Second Life and SEX

We just saw the trashy article by Marlon McDonald that ticked off a number of Second Life™ residents. We aren’t prudes about sex. What was upsetting about the article was how poorly it was done. We have had that grip for some time and it seems to be an ongoing problem perpetuated by dysfunctional journalists and reporters that have no idea what either profession is about, even if they did go to school and major in the subject. Sad.

Inara Pey made an excellent response rebutting the lame article. Please drop by and check her article. It is here: The Strange Stories about Second Life that Totally Miss The Mark! Please leave a comment and have your friends stop by.
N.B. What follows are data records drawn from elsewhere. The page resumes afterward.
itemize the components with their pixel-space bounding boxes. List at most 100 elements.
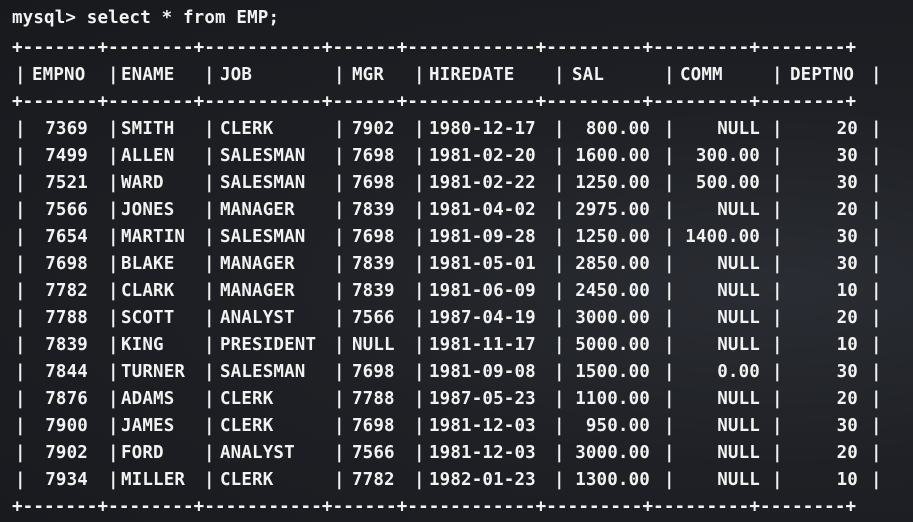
terminal-window[interactable]: mysql> select * from EMP; +-------+-----…: [12, 5, 907, 517]
table-cell-ename: JONES: [121, 200, 175, 220]
table-cell-job: SALESMAN: [220, 146, 306, 166]
column-separator: |: [15, 470, 26, 490]
column-separator: |: [554, 470, 565, 490]
column-separator: |: [334, 119, 345, 139]
table-cell-deptno: 30: [836, 416, 858, 436]
table-cell-job: MANAGER: [220, 281, 295, 301]
table-cell-comm: NULL: [717, 254, 760, 274]
table-cell-hiredate: 1987-05-23: [429, 389, 536, 409]
table-row: | | | | | | | | | 7900 JAMES CLERK 7698 1981-12-03 950…: [12, 413, 892, 440]
column-separator: |: [664, 65, 675, 85]
column-separator: |: [414, 200, 425, 220]
column-separator: |: [414, 362, 425, 382]
column-separator: |: [414, 65, 425, 85]
column-separator: |: [772, 227, 783, 247]
column-separator: |: [204, 173, 215, 193]
table-cell-hiredate: 1981-05-01: [429, 254, 536, 274]
column-separator: |: [108, 389, 119, 409]
table-header-row: | | | | | | | | | EMPNO ENAME JOB MGR HIREDATE SAL COMM…: [12, 62, 892, 89]
column-separator: |: [204, 308, 215, 328]
table-cell-sal: 950.00: [585, 416, 650, 436]
table-cell-ename: FORD: [121, 443, 164, 463]
table-cell-sal: 1100.00: [575, 389, 650, 409]
column-separator: |: [15, 281, 26, 301]
column-separator: |: [871, 173, 882, 193]
column-separator: |: [15, 173, 26, 193]
table-cell-deptno: 20: [836, 443, 858, 463]
column-separator: |: [871, 227, 882, 247]
table-cell-mgr: NULL: [352, 335, 395, 355]
table-row: | | | | | | | | | 7844 TURNER SALESMAN 7698 1981-09-0…: [12, 359, 892, 386]
table-row: | | | | | | | | | 7782 CLARK MANAGER 7839 1981-06-09 2…: [12, 278, 892, 305]
table-cell-empno: 7566: [45, 200, 88, 220]
column-separator: |: [871, 119, 882, 139]
column-separator: |: [664, 416, 675, 436]
table-cell-empno: 7369: [45, 119, 88, 139]
column-separator: |: [334, 254, 345, 274]
column-separator: |: [334, 470, 345, 490]
column-separator: |: [204, 470, 215, 490]
column-separator: |: [554, 281, 565, 301]
table-cell-mgr: 7788: [352, 389, 395, 409]
column-separator: |: [871, 416, 882, 436]
column-header-mgr: MGR: [352, 65, 385, 85]
table-cell-empno: 7654: [45, 227, 88, 247]
column-header-hiredate: HIREDATE: [429, 65, 515, 85]
table-cell-sal: 3000.00: [575, 443, 650, 463]
table-cell-job: ANALYST: [220, 308, 295, 328]
column-separator: |: [871, 281, 882, 301]
table-row: | | | | | | | | | 7566 JONES MANAGER 7839 1981-04-02 2…: [12, 197, 892, 224]
column-separator: |: [108, 470, 119, 490]
column-separator: |: [554, 335, 565, 355]
table-cell-empno: 7839: [45, 335, 88, 355]
column-separator: |: [108, 146, 119, 166]
column-separator: |: [664, 362, 675, 382]
table-cell-deptno: 30: [836, 254, 858, 274]
table-cell-hiredate: 1981-02-22: [429, 173, 536, 193]
column-separator: |: [108, 119, 119, 139]
table-cell-job: MANAGER: [220, 200, 295, 220]
column-separator: |: [772, 308, 783, 328]
table-cell-job: SALESMAN: [220, 227, 306, 247]
column-separator: |: [414, 119, 425, 139]
table-row: | | | | | | | | | 7876 ADAMS CLERK 7788 1987-05-23 110…: [12, 386, 892, 413]
column-separator: |: [871, 146, 882, 166]
table-cell-empno: 7934: [45, 470, 88, 490]
column-separator: |: [414, 146, 425, 166]
table-cell-job: CLERK: [220, 389, 274, 409]
column-separator: |: [15, 65, 26, 85]
table-cell-ename: JAMES: [121, 416, 175, 436]
table-cell-ename: CLARK: [121, 281, 175, 301]
sql-prompt-line: mysql> select * from EMP;: [12, 8, 280, 28]
column-separator: |: [108, 200, 119, 220]
table-cell-ename: KING: [121, 335, 164, 355]
column-separator: |: [108, 443, 119, 463]
column-separator: |: [15, 389, 26, 409]
table-cell-mgr: 7839: [352, 281, 395, 301]
table-cell-sal: 1250.00: [575, 173, 650, 193]
table-cell-job: ANALYST: [220, 443, 295, 463]
column-separator: |: [15, 335, 26, 355]
column-separator: |: [334, 65, 345, 85]
table-cell-sal: 2450.00: [575, 281, 650, 301]
column-separator: |: [664, 335, 675, 355]
table-cell-mgr: 7698: [352, 416, 395, 436]
table-cell-deptno: 30: [836, 146, 858, 166]
table-cell-mgr: 7839: [352, 200, 395, 220]
column-separator: |: [772, 65, 783, 85]
column-separator: |: [204, 146, 215, 166]
table-cell-comm: NULL: [717, 308, 760, 328]
table-cell-deptno: 20: [836, 200, 858, 220]
column-separator: |: [334, 146, 345, 166]
table-cell-hiredate: 1981-11-17: [429, 335, 536, 355]
table-cell-mgr: 7566: [352, 443, 395, 463]
table-cell-empno: 7499: [45, 146, 88, 166]
table-cell-empno: 7521: [45, 173, 88, 193]
column-separator: |: [554, 362, 565, 382]
column-separator: |: [772, 281, 783, 301]
column-separator: |: [334, 335, 345, 355]
column-separator: |: [334, 389, 345, 409]
column-separator: |: [204, 389, 215, 409]
column-separator: |: [772, 119, 783, 139]
column-separator: |: [334, 416, 345, 436]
We would like to see the blog clearly conveyed the idea that good writing draws more views than trash does. 

There is an  interesting audio/video on The Verge about Sex in the Future. This brings up some relative points and points us in the direction of virtual sex. This ‘virtual sex’ is something Isaac Asimov used in his one of his series of I Robot stories. Elijah Baley is Asimov’s fiction detective that has to solve a murder in an off-Earth independent world, where people seldom encountered one another in person. Most contact, including sex, was virtual. The Naked Sun, I think.

The video heads the same direction.

Sex is alive and healthy in Second Life. Some may want to debate the ‘healthy’ part. McDonald’s portrayal was what I consider a salacious focus on sex as perverted. The blow back at McDonald came from portraying Second Life as ONLY about sex. Fortunately we have Drax and others showing the other sides of Second Life. Episode #24.

Whether virtual sex is healthy is a debatable subject. I believe there is no absolute answer that is true for everyone. The 3 to 5% of the world that is into LGBT preferences only begins to reveal the diversity of preferences. That LGBT exists is proof enough for me that there are no absolutes in sexual preferences and few rules about what is or is not healthy. Those few rules have more to do with physical injury, emotional abuse, and consent than which gender puts what where, how, when, and why.

In proportion sex and the rest of Second Life seem about as balanced as real life… or unbalanced, depending on your thinking. It is intellectually dishonest for any reporter or journalist to write otherwise. But, that is not likely to be something they are aware of or in any way inhibit them.

If we ever want Second Life to have a different reputation, we will have to positively engage and rebut the intellectually dishonest stories we see. Complaining about them doesn’t do much. Inara took what I consider a very positive, proactive step.